In Zeiten der Digitalisierung ist der Einkauf von Informationstechnologie keine taktische Funktion mehr. Er nimmt zunehmend eine strategische Rolle ein, in der er mit darüber entscheidet, wie sich das Unternehmen über neue Geschäftsmodelle oder Services vom Wettbewerb differenzieren kann. „Das funktioniert nur, wenn IT und Einkauf an einem Strang ziehen“, betonte BME-Hauptgeschäftsführer Dr. Silvius Grobosch bei der Eröffnung der IT-Sourcing 2018 vor rund 200 Teilnehmern im Hamburger Radisson Hotel. Dabei gehe es neben der Automatisierung der Geschäftsprozesse vor allem um neue „Operating Models“, in deren Fokus smarte, intelligente und end-to-end-integrierte Prozesse stehen, mit deren Hilfe die Unternehmen agil ihre Marktchancen nutzen und mögliche Risiken beherrschen können.

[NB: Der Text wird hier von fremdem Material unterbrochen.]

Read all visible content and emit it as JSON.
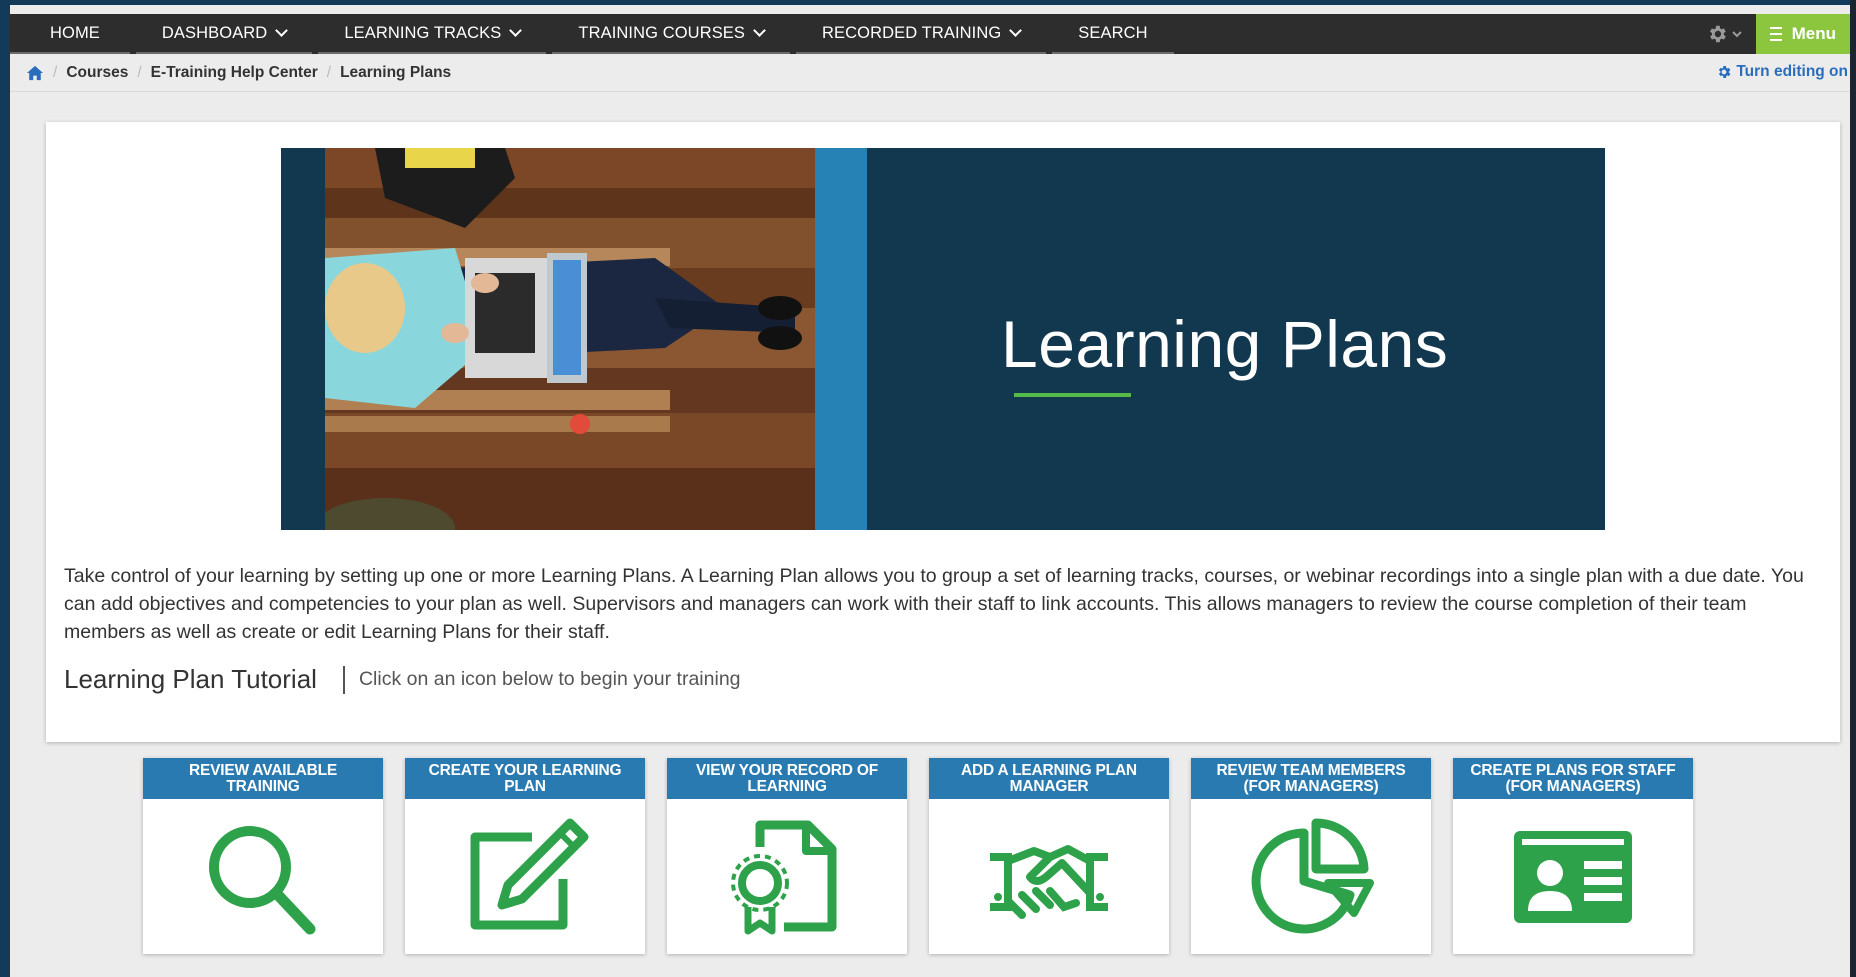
{
  "nav": {
    "items": [
      {
        "label": "HOME",
        "dropdown": false
      },
      {
        "label": "DASHBOARD",
        "dropdown": true
      },
      {
        "label": "LEARNING TRACKS",
        "dropdown": true
      },
      {
        "label": "TRAINING COURSES",
        "dropdown": true
      },
      {
        "label": "RECORDED TRAINING",
        "dropdown": true
      },
      {
        "label": "SEARCH",
        "dropdown": false
      }
    ],
    "menu_label": "Menu"
  },
  "breadcrumb": {
    "items": [
      "Courses",
      "E-Training Help Center",
      "Learning Plans"
    ],
    "turn_editing": "Turn editing on"
  },
  "banner": {
    "title": "Learning Plans"
  },
  "intro": "Take control of your learning by setting up one or more Learning Plans. A Learning Plan allows you to group a set of learning tracks, courses, or webinar recordings into a single plan with a due date. You can add objectives and competencies to your plan as well.  Supervisors and managers can work with their staff to link accounts.  This allows managers to review the course completion of their team members as well as create or edit Learning Plans for their staff.",
  "tutorial": {
    "title": "Learning Plan Tutorial",
    "subtitle": "Click on an icon below to begin your training"
  },
  "tiles": [
    {
      "label": "Review Available Training",
      "icon": "search-icon"
    },
    {
      "label": "Create Your Learning Plan",
      "icon": "edit-icon"
    },
    {
      "label": "View Your Record of Learning",
      "icon": "certificate-icon"
    },
    {
      "label": "Add a Learning Plan Manager",
      "icon": "handshake-icon"
    },
    {
      "label": "Review Team Members (for Managers)",
      "icon": "pie-chart-icon"
    },
    {
      "label": "Create Plans for Staff (for Managers)",
      "icon": "id-card-icon"
    }
  ],
  "colors": {
    "nav_bg": "#2d2d2d",
    "menu_green": "#8cc63f",
    "banner_navy": "#12384f",
    "tile_header_blue": "#2a7ab2",
    "icon_green": "#2ea24a",
    "link_blue": "#2a6ebb"
  }
}
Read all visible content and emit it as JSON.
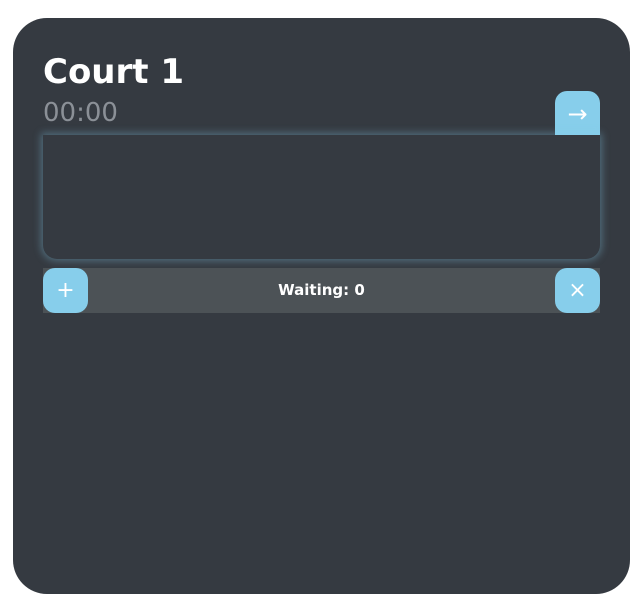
{
  "court": {
    "title": "Court 1",
    "timer": "00:00",
    "next_icon": "→"
  },
  "queue": {
    "label": "Waiting: 0",
    "add_icon": "+",
    "clear_icon": "×"
  },
  "colors": {
    "card_bg": "#353a41",
    "accent": "#87ceeb",
    "queue_bar_bg": "#4c5256",
    "timer_text": "#8b9097"
  }
}
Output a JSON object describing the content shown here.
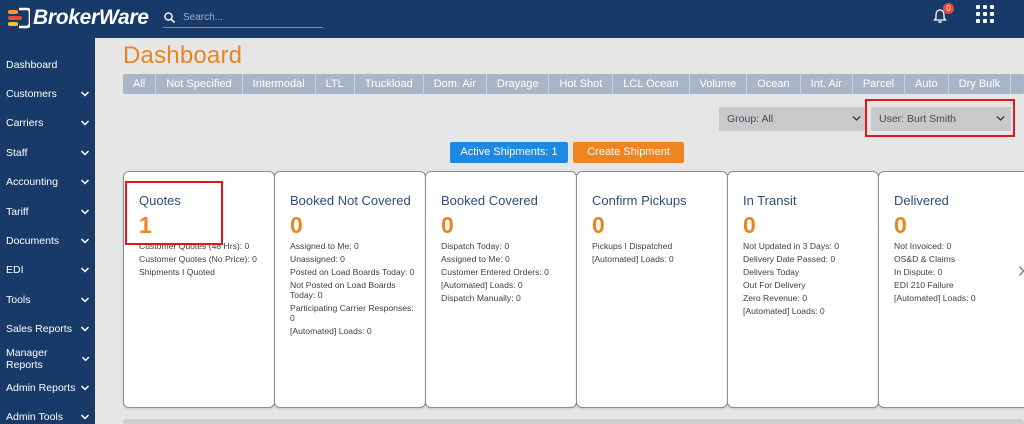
{
  "app": {
    "logo_text": "BrokerWare"
  },
  "search": {
    "placeholder": "Search..."
  },
  "notifications": {
    "count": "0"
  },
  "sidebar": {
    "items": [
      {
        "label": "Dashboard",
        "has_chevron": false
      },
      {
        "label": "Customers",
        "has_chevron": true
      },
      {
        "label": "Carriers",
        "has_chevron": true
      },
      {
        "label": "Staff",
        "has_chevron": true
      },
      {
        "label": "Accounting",
        "has_chevron": true
      },
      {
        "label": "Tariff",
        "has_chevron": true
      },
      {
        "label": "Documents",
        "has_chevron": true
      },
      {
        "label": "EDI",
        "has_chevron": true
      },
      {
        "label": "Tools",
        "has_chevron": true
      },
      {
        "label": "Sales Reports",
        "has_chevron": true
      },
      {
        "label": "Manager Reports",
        "has_chevron": true
      },
      {
        "label": "Admin Reports",
        "has_chevron": true
      },
      {
        "label": "Admin Tools",
        "has_chevron": true
      }
    ]
  },
  "page": {
    "title": "Dashboard"
  },
  "tabs": [
    "All",
    "Not Specified",
    "Intermodal",
    "LTL",
    "Truckload",
    "Dom. Air",
    "Drayage",
    "Hot Shot",
    "LCL Ocean",
    "Volume",
    "Ocean",
    "Int. Air",
    "Parcel",
    "Auto",
    "Dry Bulk"
  ],
  "filters": {
    "group_label": "Group: All",
    "user_label": "User: Burt Smith"
  },
  "buttons": {
    "active_shipments": "Active Shipments: 1",
    "create_shipment": "Create Shipment"
  },
  "cards": [
    {
      "title": "Quotes",
      "count": "1",
      "lines": [
        "Customer Quotes (48 Hrs): 0",
        "Customer Quotes (No Price): 0",
        "Shipments I Quoted"
      ]
    },
    {
      "title": "Booked Not Covered",
      "count": "0",
      "lines": [
        "Assigned to Me: 0",
        "Unassigned: 0",
        "Posted on Load Boards Today: 0",
        "Not Posted on Load Boards Today: 0",
        "Participating Carrier Responses: 0",
        "[Automated] Loads: 0"
      ]
    },
    {
      "title": "Booked Covered",
      "count": "0",
      "lines": [
        "Dispatch Today: 0",
        "Assigned to Me: 0",
        "Customer Entered Orders: 0",
        "[Automated] Loads: 0",
        "Dispatch Manually: 0"
      ]
    },
    {
      "title": "Confirm Pickups",
      "count": "0",
      "lines": [
        "Pickups I Dispatched",
        "[Automated] Loads: 0"
      ]
    },
    {
      "title": "In Transit",
      "count": "0",
      "lines": [
        "Not Updated in 3 Days: 0",
        "Delivery Date Passed: 0",
        "Delivers Today",
        "Out For Delivery",
        "Zero Revenue: 0",
        "[Automated] Loads: 0"
      ]
    },
    {
      "title": "Delivered",
      "count": "0",
      "lines": [
        "Not Invoiced: 0",
        "OS&D & Claims",
        "In Dispute: 0",
        "EDI 210 Failure",
        "[Automated] Loads: 0"
      ]
    }
  ],
  "colors": {
    "navy": "#173a69",
    "orange": "#e8861f",
    "blue_button": "#1e88e5",
    "highlight_red": "#e3161c",
    "title_blue": "#2b4e7e"
  }
}
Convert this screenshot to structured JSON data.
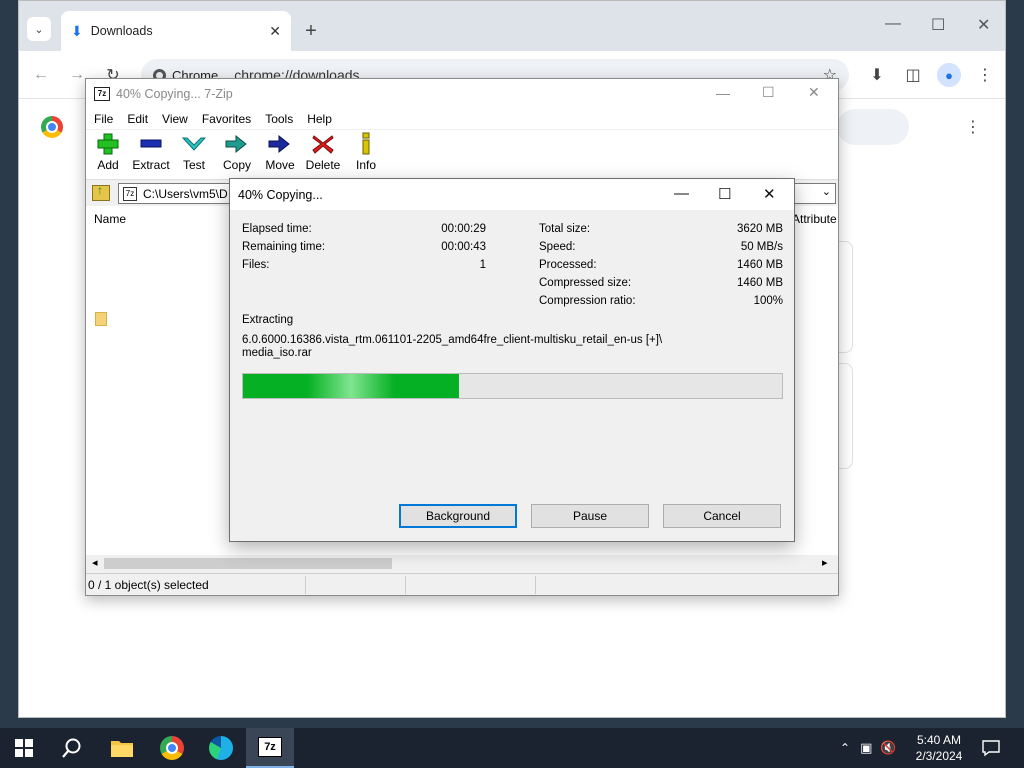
{
  "chrome": {
    "tab_title": "Downloads",
    "chip_label": "Chrome",
    "url": "chrome://downloads"
  },
  "zip": {
    "title": "40% Copying... 7-Zip",
    "logo_text": "7z",
    "menu": [
      "File",
      "Edit",
      "View",
      "Favorites",
      "Tools",
      "Help"
    ],
    "tools": [
      "Add",
      "Extract",
      "Test",
      "Copy",
      "Move",
      "Delete",
      "Info"
    ],
    "address": "C:\\Users\\vm5\\D",
    "col_name": "Name",
    "col_attributes": "Attribute",
    "status": "0 / 1 object(s) selected"
  },
  "dialog": {
    "title": "40% Copying...",
    "elapsed_label": "Elapsed time:",
    "elapsed_value": "00:00:29",
    "remaining_label": "Remaining time:",
    "remaining_value": "00:00:43",
    "files_label": "Files:",
    "files_value": "1",
    "total_label": "Total size:",
    "total_value": "3620 MB",
    "speed_label": "Speed:",
    "speed_value": "50 MB/s",
    "processed_label": "Processed:",
    "processed_value": "1460 MB",
    "compressed_label": "Compressed size:",
    "compressed_value": "1460 MB",
    "ratio_label": "Compression ratio:",
    "ratio_value": "100%",
    "action": "Extracting",
    "file_line1": "6.0.6000.16386.vista_rtm.061101-2205_amd64fre_client-multisku_retail_en-us [+]\\",
    "file_line2": "media_iso.rar",
    "progress": 0.4,
    "btn_background": "Background",
    "btn_pause": "Pause",
    "btn_cancel": "Cancel"
  },
  "taskbar": {
    "time": "5:40 AM",
    "date": "2/3/2024"
  },
  "colors": {
    "progress_green": "#06b025",
    "accent_blue": "#0078d7"
  }
}
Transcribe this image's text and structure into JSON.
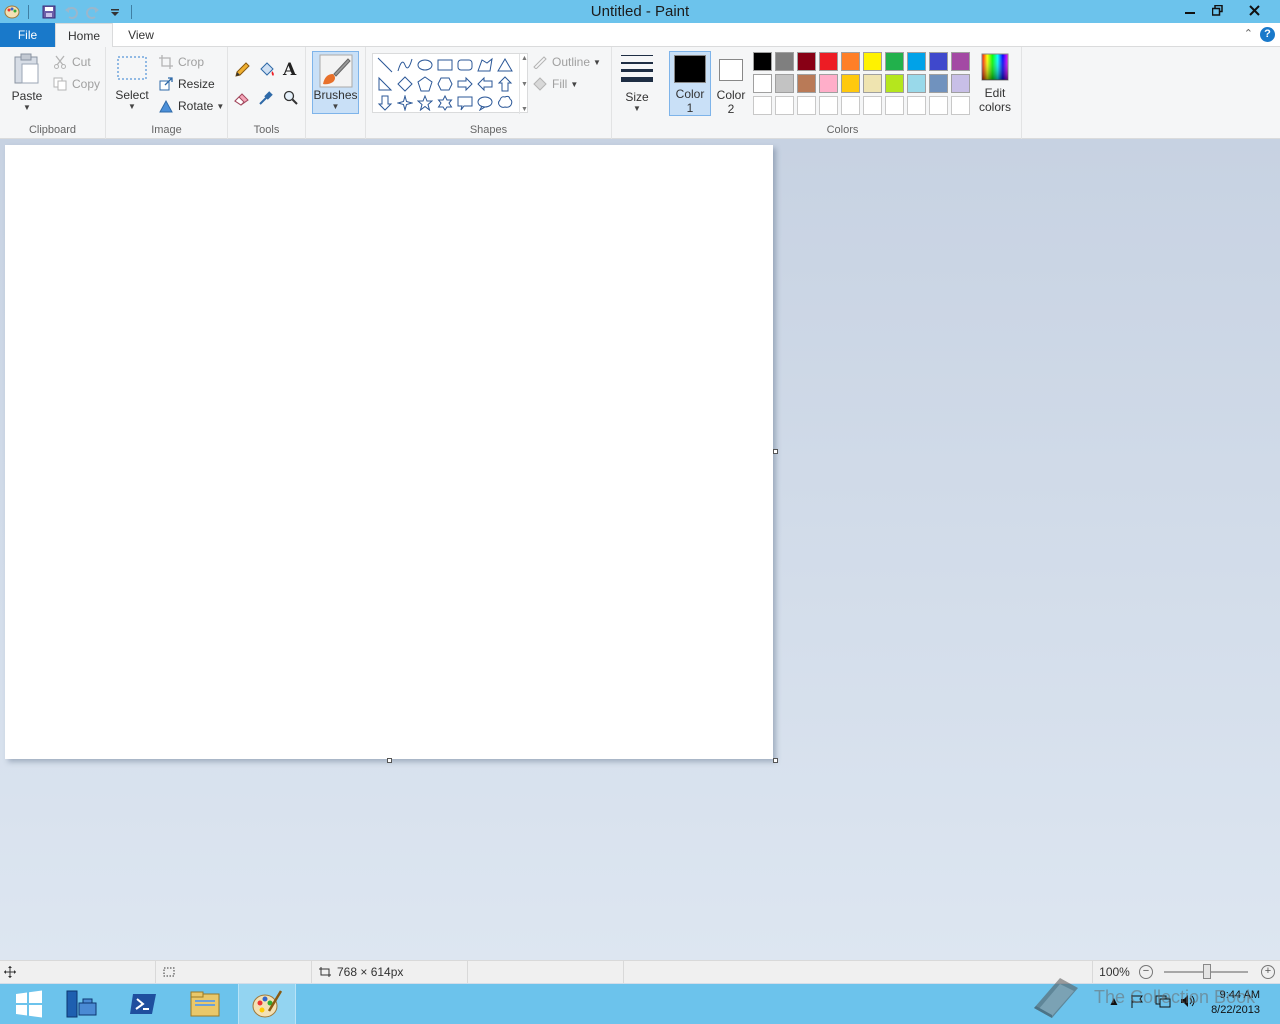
{
  "window": {
    "title": "Untitled - Paint",
    "minimize_icon": "minimize-icon",
    "maximize_icon": "restore-icon",
    "close_icon": "close-icon"
  },
  "quick_access": {
    "icons": [
      "paint-app-icon",
      "save-icon",
      "undo-icon",
      "redo-icon",
      "customize-dropdown-icon"
    ]
  },
  "tabs": {
    "file": "File",
    "home": "Home",
    "view": "View"
  },
  "ribbon": {
    "clipboard": {
      "label": "Clipboard",
      "paste": "Paste",
      "cut": "Cut",
      "copy": "Copy"
    },
    "image": {
      "label": "Image",
      "select": "Select",
      "crop": "Crop",
      "resize": "Resize",
      "rotate": "Rotate"
    },
    "tools": {
      "label": "Tools"
    },
    "brushes": {
      "label": "Brushes"
    },
    "shapes": {
      "label": "Shapes",
      "outline": "Outline",
      "fill": "Fill"
    },
    "size": {
      "label": "Size"
    },
    "colors": {
      "label": "Colors",
      "color1_line1": "Color",
      "color1_line2": "1",
      "color2_line1": "Color",
      "color2_line2": "2",
      "edit_line1": "Edit",
      "edit_line2": "colors",
      "color1_value": "#000000",
      "color2_value": "#ffffff",
      "palette_row1": [
        "#000000",
        "#7f7f7f",
        "#880015",
        "#ed1c24",
        "#ff7f27",
        "#fff200",
        "#22b14c",
        "#00a2e8",
        "#3f48cc",
        "#a349a4"
      ],
      "palette_row2": [
        "#ffffff",
        "#c3c3c3",
        "#b97a57",
        "#ffaec9",
        "#ffc90e",
        "#efe4b0",
        "#b5e61d",
        "#99d9ea",
        "#7092be",
        "#c8bfe7"
      ],
      "palette_row3_count": 10
    }
  },
  "status": {
    "canvas_size": "768 × 614px",
    "zoom": "100%"
  },
  "taskbar": {
    "time": "9:44 AM",
    "date": "8/22/2013",
    "apps": [
      "windows-start-icon",
      "server-manager-icon",
      "powershell-icon",
      "file-explorer-icon",
      "paint-icon"
    ]
  },
  "watermark": {
    "text": "The Collection Book"
  }
}
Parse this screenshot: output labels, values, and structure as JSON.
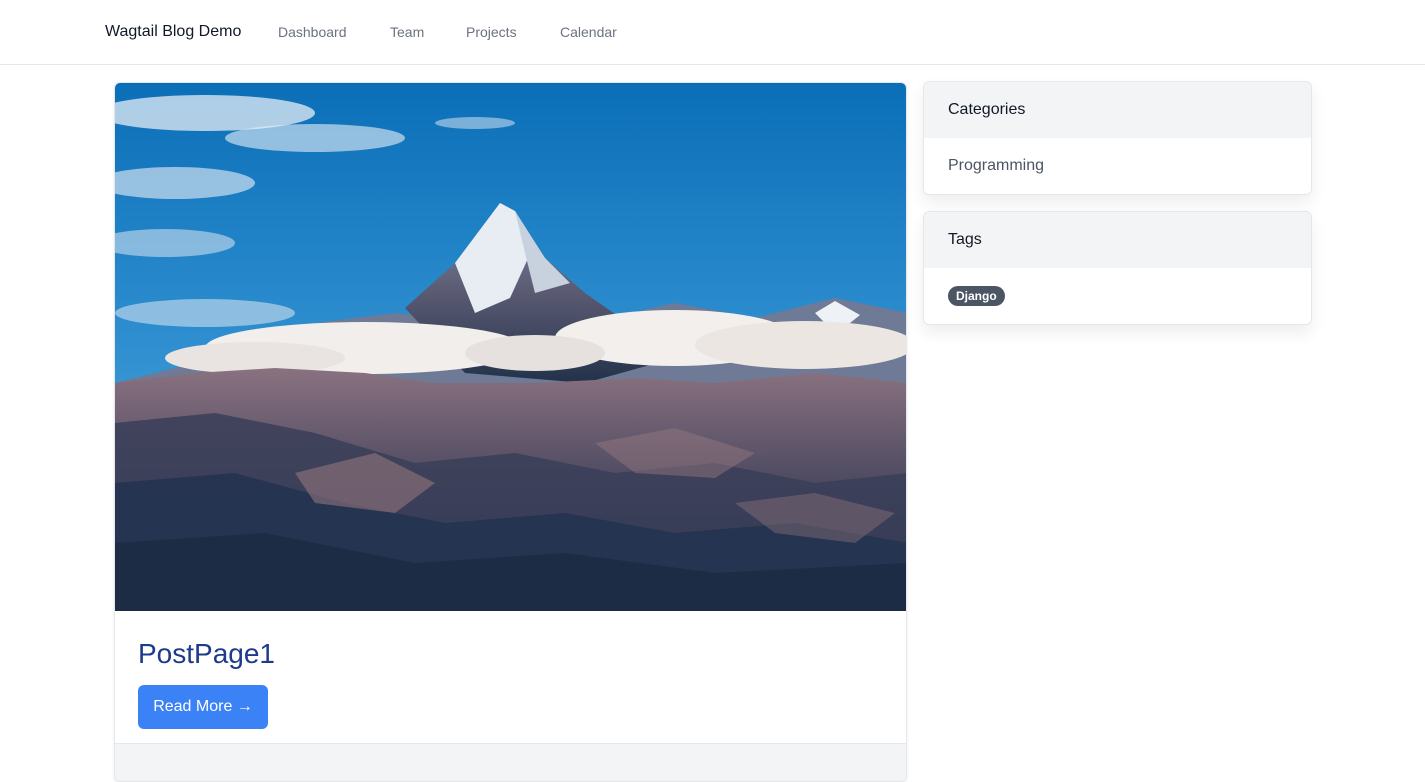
{
  "navbar": {
    "brand": "Wagtail Blog Demo",
    "links": [
      {
        "label": "Dashboard"
      },
      {
        "label": "Team"
      },
      {
        "label": "Projects"
      },
      {
        "label": "Calendar"
      }
    ]
  },
  "post": {
    "title": "PostPage1",
    "read_more_label": "Read More →",
    "hero_image": "mountain-peak-with-clouds"
  },
  "sidebar": {
    "categories": {
      "title": "Categories",
      "items": [
        {
          "label": "Programming"
        }
      ]
    },
    "tags": {
      "title": "Tags",
      "items": [
        {
          "label": "Django"
        }
      ]
    }
  },
  "colors": {
    "primary": "#3b82f6",
    "title_link": "#1e3a8a",
    "badge": "#4b5563"
  }
}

IT und Einkauf als Business Partner
Die Zeiten, in denen Einkaufschefs die Technologiebeschaffung gerne an die IT abschieben – laut einer Economist-Studie berichten 73 Prozent des IT-Einkaufs an den CIO – dürften zu Ende gehen. Ob die Rollen von CIO und CPO wirklich immer mehr verschmelzen, wie Petra Zijlstra, General Manager IT Category bei Shell in Hamburg prognostizierte, sei dahin gestellt. Aber sie unterstrich zu Recht, dass beide Seiten zu echten Business Partnern werden müssen, die dieselbe Sprache sprechen. Vor allem Procurement müsse verstehen, was die IT tue und brauche, sagte die IT-Einkaufsleiterin, die früher selbst als CIO tätig war. Die Halbwertzeit des Wissens digitaler Technologien liege bei zwei Jahren; entsprechend müsse das „Skill set“ des Einkäufers ständig weiterentwickelt werden: „Er muss verstehen, was Cloud und Artificial Intelligence bedeuten, und nicht nur die Worte benutzen.“ Andererseits müsse der Einkauf auch früher in die Prozesse eingeschaltet werden: „Wir sind nicht der Lieferservice für Bedarfe“, so Zijlstra.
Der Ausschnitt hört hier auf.